Photo by Abby Rucker

Photo by Abby Rucker

By Sheldon York

The Jag

This past year and a half, many families have been struggling to get basic supplies due to the COVID-19 pandemic. Community Unity Week is in place to help these families. Community Services League, who is in charge of Community Unity Week, not only offers canned goods, and other essential commodities, but they also offer financial coaching, employment coaching and even education courses with a host of other helpful programs.

“Many of the families that we are serving now have never had to ask for assistance and this is a very hard situation for them,” Melodie Chrisman, the Blue Springs director of CSL said. 

Why do we participate in Community Unity Week? Ashleigh Bertrand, an English teacher and senate sponsor at South, has that answer. 

“We neither live nor prosper in isolation; community is everything. Our mission is to always raise each other up. Community Unity Week is no exception.”

CSL’s mission is to provide for people in need. This year, there was a 400 percent increase in families that asked for assistance.. 

 “So much is brought in that they have to store items at another location,” Bertrand said. “We brought in 9 months’ worth of food for the community.”

Community Unity Week has been installed at South for over a decade. Before Covid, South was helping around 125-250 families. During that period, instead of having a BINGO board, students would be assigned points for each item. The new system lets the class with the most points have a pizza party. The BINGO board allows CSL to inform us on the specific items they need. 

“The goal has always been to help them fulfill the needs of their patrons, and the BINGO board focuses on that, more than any one item.” Bertrand said.

The Student Senate helps to promote and support South’s Pantry as well, which helps our students who are suffering from food insufficiency. 

“Seniors are presenting their service project ideas later this fall, and if someone chooses to support CSL, we’ll be on board to do another food drive,” Bertrand said.

“Seeing all the students, faculty, and parents work together knowing they are making a difference in their neighbor’s life is heartwarming,” Chrisman said.

Community Unity Week won’t be the only charity this year. Adopt-a-Family is major charity that south takes part in.

 Many families are not getting enough food, and kids arent having a Christmas. Adopt-a-family has been established for nearly as long as South has been a school. Last year, Blue Springs South adopted 30 families, which is about 150 people.

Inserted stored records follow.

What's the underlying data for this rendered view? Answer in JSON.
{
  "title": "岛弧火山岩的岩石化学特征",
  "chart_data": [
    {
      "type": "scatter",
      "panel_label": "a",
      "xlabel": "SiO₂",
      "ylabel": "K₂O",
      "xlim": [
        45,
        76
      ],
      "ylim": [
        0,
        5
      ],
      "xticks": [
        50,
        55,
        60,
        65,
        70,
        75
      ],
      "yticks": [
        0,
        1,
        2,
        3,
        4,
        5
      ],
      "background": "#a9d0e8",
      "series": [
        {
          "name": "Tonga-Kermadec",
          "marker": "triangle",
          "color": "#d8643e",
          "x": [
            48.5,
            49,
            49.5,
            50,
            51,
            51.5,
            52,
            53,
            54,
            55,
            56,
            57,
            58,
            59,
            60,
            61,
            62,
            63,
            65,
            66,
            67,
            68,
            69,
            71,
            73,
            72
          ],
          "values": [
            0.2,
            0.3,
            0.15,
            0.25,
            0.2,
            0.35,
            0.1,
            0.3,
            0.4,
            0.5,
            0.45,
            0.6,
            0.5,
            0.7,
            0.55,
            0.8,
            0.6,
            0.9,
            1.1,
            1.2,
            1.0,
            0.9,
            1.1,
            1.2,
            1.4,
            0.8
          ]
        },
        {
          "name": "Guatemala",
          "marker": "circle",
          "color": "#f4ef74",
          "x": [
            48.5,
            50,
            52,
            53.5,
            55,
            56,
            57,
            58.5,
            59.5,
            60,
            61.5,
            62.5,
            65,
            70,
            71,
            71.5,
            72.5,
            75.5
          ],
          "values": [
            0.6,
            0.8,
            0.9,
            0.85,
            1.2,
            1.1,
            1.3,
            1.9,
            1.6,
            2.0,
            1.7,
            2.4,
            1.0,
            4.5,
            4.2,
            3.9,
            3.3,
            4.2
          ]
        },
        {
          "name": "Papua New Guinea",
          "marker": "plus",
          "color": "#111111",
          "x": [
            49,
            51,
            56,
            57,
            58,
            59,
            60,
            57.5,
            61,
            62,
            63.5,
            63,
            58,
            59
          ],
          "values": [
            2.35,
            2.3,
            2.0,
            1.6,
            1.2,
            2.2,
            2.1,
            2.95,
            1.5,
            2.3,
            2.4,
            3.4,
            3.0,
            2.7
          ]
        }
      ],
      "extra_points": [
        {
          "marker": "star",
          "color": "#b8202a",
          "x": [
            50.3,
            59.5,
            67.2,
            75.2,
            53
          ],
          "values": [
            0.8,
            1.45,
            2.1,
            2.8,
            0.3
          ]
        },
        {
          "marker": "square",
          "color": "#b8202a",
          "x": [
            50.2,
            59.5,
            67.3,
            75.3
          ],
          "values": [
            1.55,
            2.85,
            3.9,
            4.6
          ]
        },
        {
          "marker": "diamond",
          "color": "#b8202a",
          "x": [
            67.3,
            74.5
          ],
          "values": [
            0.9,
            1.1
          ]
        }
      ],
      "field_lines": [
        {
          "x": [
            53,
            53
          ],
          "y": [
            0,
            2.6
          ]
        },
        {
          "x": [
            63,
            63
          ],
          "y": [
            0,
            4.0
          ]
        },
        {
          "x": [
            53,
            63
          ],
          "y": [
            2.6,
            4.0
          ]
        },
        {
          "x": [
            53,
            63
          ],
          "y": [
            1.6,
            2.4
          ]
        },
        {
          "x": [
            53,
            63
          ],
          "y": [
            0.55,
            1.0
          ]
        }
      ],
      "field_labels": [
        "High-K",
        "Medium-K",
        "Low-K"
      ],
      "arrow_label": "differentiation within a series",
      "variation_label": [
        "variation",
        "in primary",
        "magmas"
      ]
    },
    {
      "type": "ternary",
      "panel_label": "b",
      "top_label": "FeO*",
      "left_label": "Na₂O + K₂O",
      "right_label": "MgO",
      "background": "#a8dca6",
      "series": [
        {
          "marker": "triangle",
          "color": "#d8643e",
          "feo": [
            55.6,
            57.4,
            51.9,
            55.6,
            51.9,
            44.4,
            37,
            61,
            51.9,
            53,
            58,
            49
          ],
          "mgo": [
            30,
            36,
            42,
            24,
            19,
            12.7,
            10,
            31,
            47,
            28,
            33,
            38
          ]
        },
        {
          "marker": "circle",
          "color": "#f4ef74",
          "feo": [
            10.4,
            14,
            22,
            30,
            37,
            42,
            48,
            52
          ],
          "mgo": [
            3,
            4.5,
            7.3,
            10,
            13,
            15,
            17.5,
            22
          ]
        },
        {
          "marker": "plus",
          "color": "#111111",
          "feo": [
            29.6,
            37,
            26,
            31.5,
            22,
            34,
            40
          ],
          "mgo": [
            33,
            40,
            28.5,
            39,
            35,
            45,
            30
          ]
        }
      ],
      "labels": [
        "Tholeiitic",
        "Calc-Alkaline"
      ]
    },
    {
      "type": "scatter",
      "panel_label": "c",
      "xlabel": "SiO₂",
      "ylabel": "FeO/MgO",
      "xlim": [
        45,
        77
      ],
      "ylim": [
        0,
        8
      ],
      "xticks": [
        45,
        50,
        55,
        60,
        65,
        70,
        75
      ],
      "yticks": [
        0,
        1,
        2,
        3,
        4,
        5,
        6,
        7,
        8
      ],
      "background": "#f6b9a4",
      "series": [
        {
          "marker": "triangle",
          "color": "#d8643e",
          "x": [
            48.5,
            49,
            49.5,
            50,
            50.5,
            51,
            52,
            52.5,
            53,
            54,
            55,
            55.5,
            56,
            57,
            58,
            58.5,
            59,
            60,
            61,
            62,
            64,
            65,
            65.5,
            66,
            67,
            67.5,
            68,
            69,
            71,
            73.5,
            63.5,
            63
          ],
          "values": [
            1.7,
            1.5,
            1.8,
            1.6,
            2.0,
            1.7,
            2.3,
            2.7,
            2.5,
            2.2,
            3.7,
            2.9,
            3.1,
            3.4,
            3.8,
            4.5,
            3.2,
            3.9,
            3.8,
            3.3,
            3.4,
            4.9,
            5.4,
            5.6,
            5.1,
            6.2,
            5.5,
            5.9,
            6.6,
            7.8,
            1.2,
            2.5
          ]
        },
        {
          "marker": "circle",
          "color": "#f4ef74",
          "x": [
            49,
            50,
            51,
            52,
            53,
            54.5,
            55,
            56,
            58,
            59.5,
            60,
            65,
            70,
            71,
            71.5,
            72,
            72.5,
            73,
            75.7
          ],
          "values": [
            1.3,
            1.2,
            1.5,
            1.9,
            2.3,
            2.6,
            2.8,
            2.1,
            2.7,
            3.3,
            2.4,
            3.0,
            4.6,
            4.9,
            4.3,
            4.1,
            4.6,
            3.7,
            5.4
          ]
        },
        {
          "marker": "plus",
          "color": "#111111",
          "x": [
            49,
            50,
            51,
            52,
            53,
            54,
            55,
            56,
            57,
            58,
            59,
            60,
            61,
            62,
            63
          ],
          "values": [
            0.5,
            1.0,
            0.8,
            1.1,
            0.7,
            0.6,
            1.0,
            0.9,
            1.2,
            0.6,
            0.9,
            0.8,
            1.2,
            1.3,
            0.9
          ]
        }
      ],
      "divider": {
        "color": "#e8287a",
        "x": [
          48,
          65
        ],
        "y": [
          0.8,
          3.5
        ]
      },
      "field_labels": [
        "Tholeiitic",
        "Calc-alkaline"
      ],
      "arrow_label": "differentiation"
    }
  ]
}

Every fifth period is assigned a person or multiple, even offices and teachers with a fifth hour planning period. Adopt-a-Family typically starts up after Thanksgiving break.

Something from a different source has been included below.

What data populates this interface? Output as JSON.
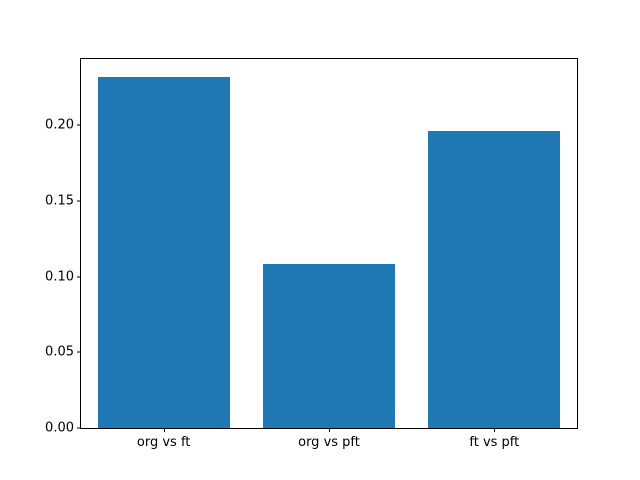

“Your fifth hour will receive a brightly decorated poster that will hang front and center in your room,” Bertrand said. “It will list the person’s gender, age, and favorite color.” 

The list will have all the wants and needs of the individual. The families are instructed to list everything they need and want. 

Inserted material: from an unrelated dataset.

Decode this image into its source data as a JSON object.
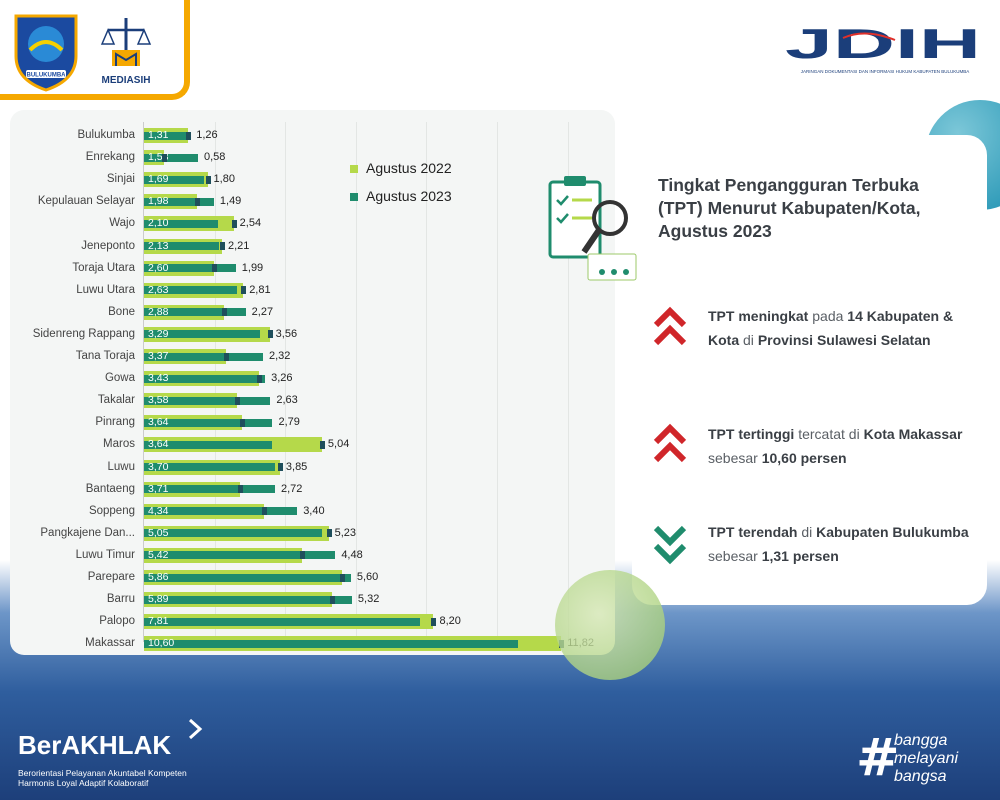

“Everything remains anonymous; we rely on codes. It takes a lot of organization to keep each families presents together,” Bertrand said. “South can’t guarantee a particular present, but we have had some major miracles happen. Tires for cars, computers and even job offers.”

“We want to help as many local families as possible during the holiday season. Holidays can be very stressful on some, and we want to do everything we can to alleviate any stress.” Bertrand said.

Not many schools can adopt 150 people and give them a full-out Christmas. 

“Our goal is to spend roughly $125 per person, so this is nearly a $20,000 service project” Bertrand said. It’s incredible that our students and staff can pull it off each year. There are some who can’t contribute, others who give one dollar or a few, and others go above and beyond shopping for our families.”